The initial registrations are as follows:

Base Class: FreeformClass.
Description: A sequence of letters, numbers, symbols, spaces, and
      other code points that is used for free-form strings.
Specification: Section 4.3 of [[this document]].

Base Class: IdentifierClass.
Description: A sequence of letters, numbers, and symbols that is 
      used to identify or address a network entity.
Specification: Section 4.2 of [[this document]].
          

11.3. PRECIS Profiles Registry

IANA has created the "PRECIS Profiles" registry to identify profiles that use the PRECIS string classes. In accordance with [RFC5226], the registration policy is "Expert Review". This policy was chosen in order to ease the burden of registration while ensuring that "customers" of PRECIS receive appropriate guidance regarding the sometimes complex and subtle internationalization issues related to profiles of PRECIS string classes.

The registration template is as follows:

Name:
[the name of the profile]
Base Class:
[which PRECIS string class is being profiled]
Applicability:
[the specific protocol elements to which this profile applies, e.g., "Localparts in XMPP addresses."]
Replaces:
[the Stringprep profile that this PRECIS profile replaces, if any]
Width Mapping Rule:
[the behavioral rule for handling of width, e.g., "Map fullwidth and halfwidth code points to their compatibility variants."]
Additional Mapping Rule:
[any additional mappings that are required or recommended, e.g., "Map non-ASCII space code points to ASCII space."]
Case Mapping Rule:
[the behavioral rule for handling of case, e.g., "apply the Unicode toLowerCase() operation"]
Normalization Rule:
[which Unicode normalization form is applied, e.g., "NFC"]
Directionality Rule:
[the behavioral rule for handling of right-to-left code points, e.g., "The 'Bidi Rule' defined in RFC 5893 applies."]
Enforcement:
[which entities enforce the rules, and when that enforcement occurs during protocol operations]
Specification:
[a pointer to relevant documentation, such as an RFC or Internet-Draft]

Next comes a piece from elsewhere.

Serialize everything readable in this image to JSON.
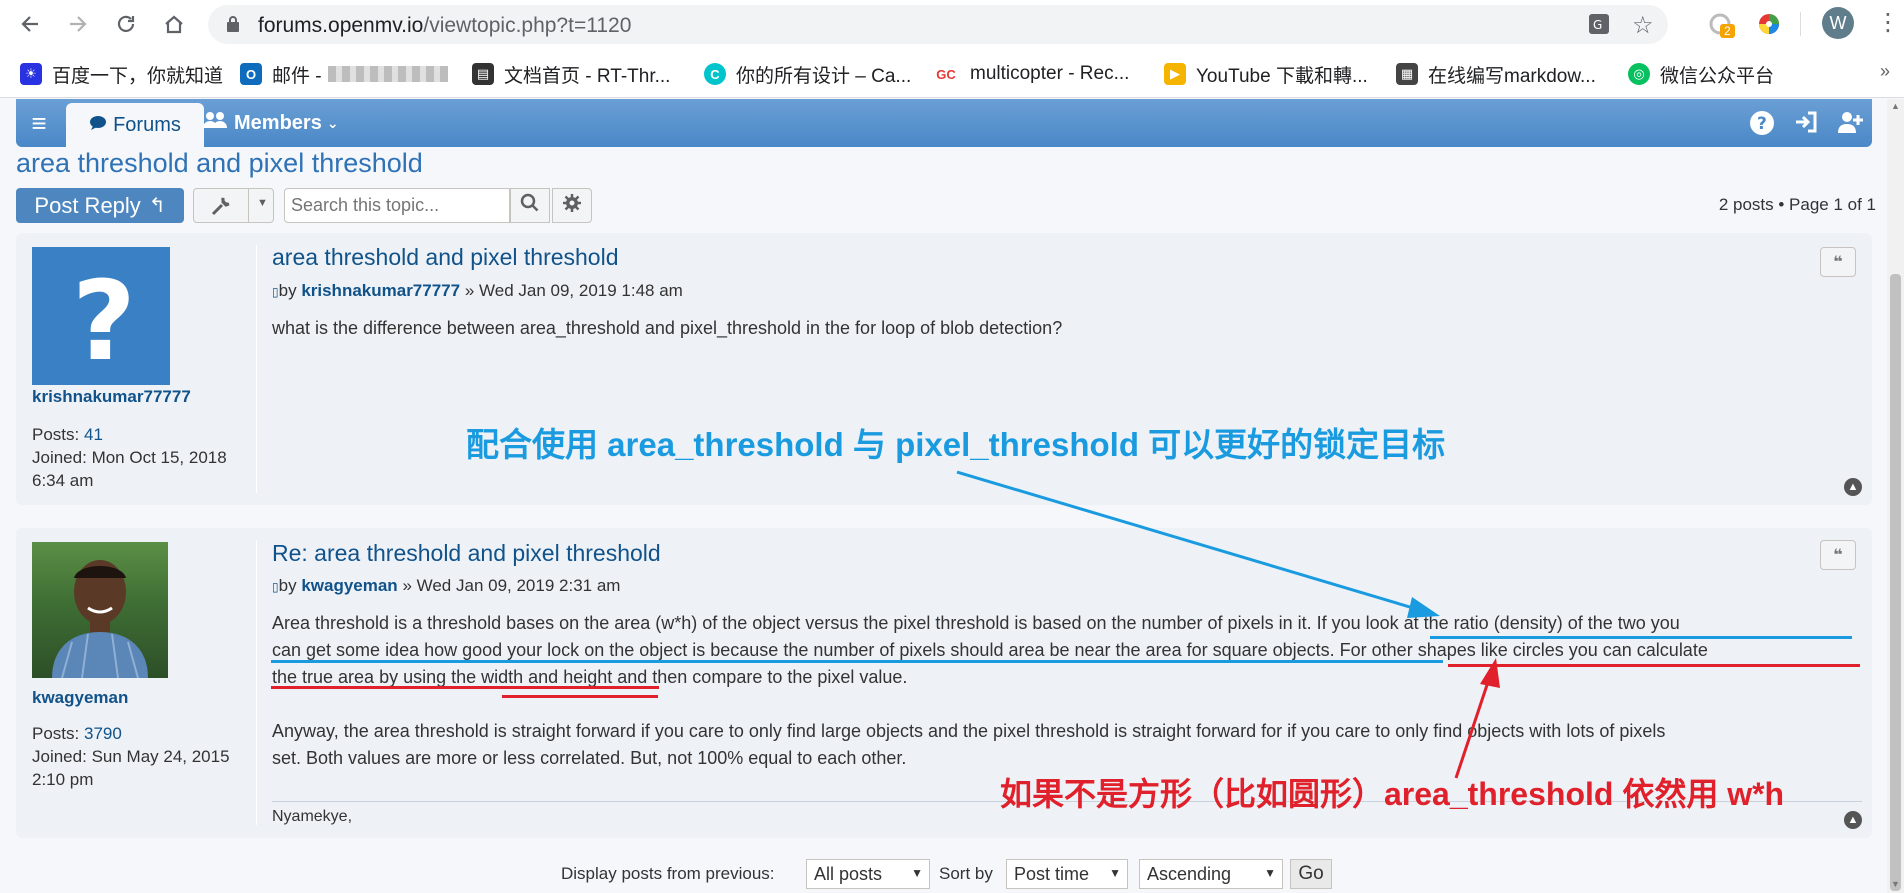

In order to request a review, the registrant shall send a completed template to the precis@ietf.org list or its designated successor.

Factors to focus on while defining profiles and reviewing profile registrations include the following:

12. Security Considerations

12.1. General Issues

If input strings that appear "the same" to users are programmatically considered to be distinct in different systems, or if input strings that appear distinct to users are programmatically considered to be "the same" in different systems, then users can be confused. Such confusion can have security implications, such as the false accepts and false rejects discussed in [RFC6943] (the terms "false positives" and "false negatives" are used in that document). One starting goal of work on the PRECIS framework was to limit the number of times that users are confused (consistent with the "Principle of Least Astonishment"). Unfortunately, this goal has been difficult to achieve given the large number of application protocols already in existence. Despite these difficulties, profiles should not be multiplied beyond necessity (see Section 5.1). In particular, application protocol designers should think long and hard before defining a new profile instead of using one that has already been defined, and if they decide to define a new profile then they should clearly explain their reasons for doing so.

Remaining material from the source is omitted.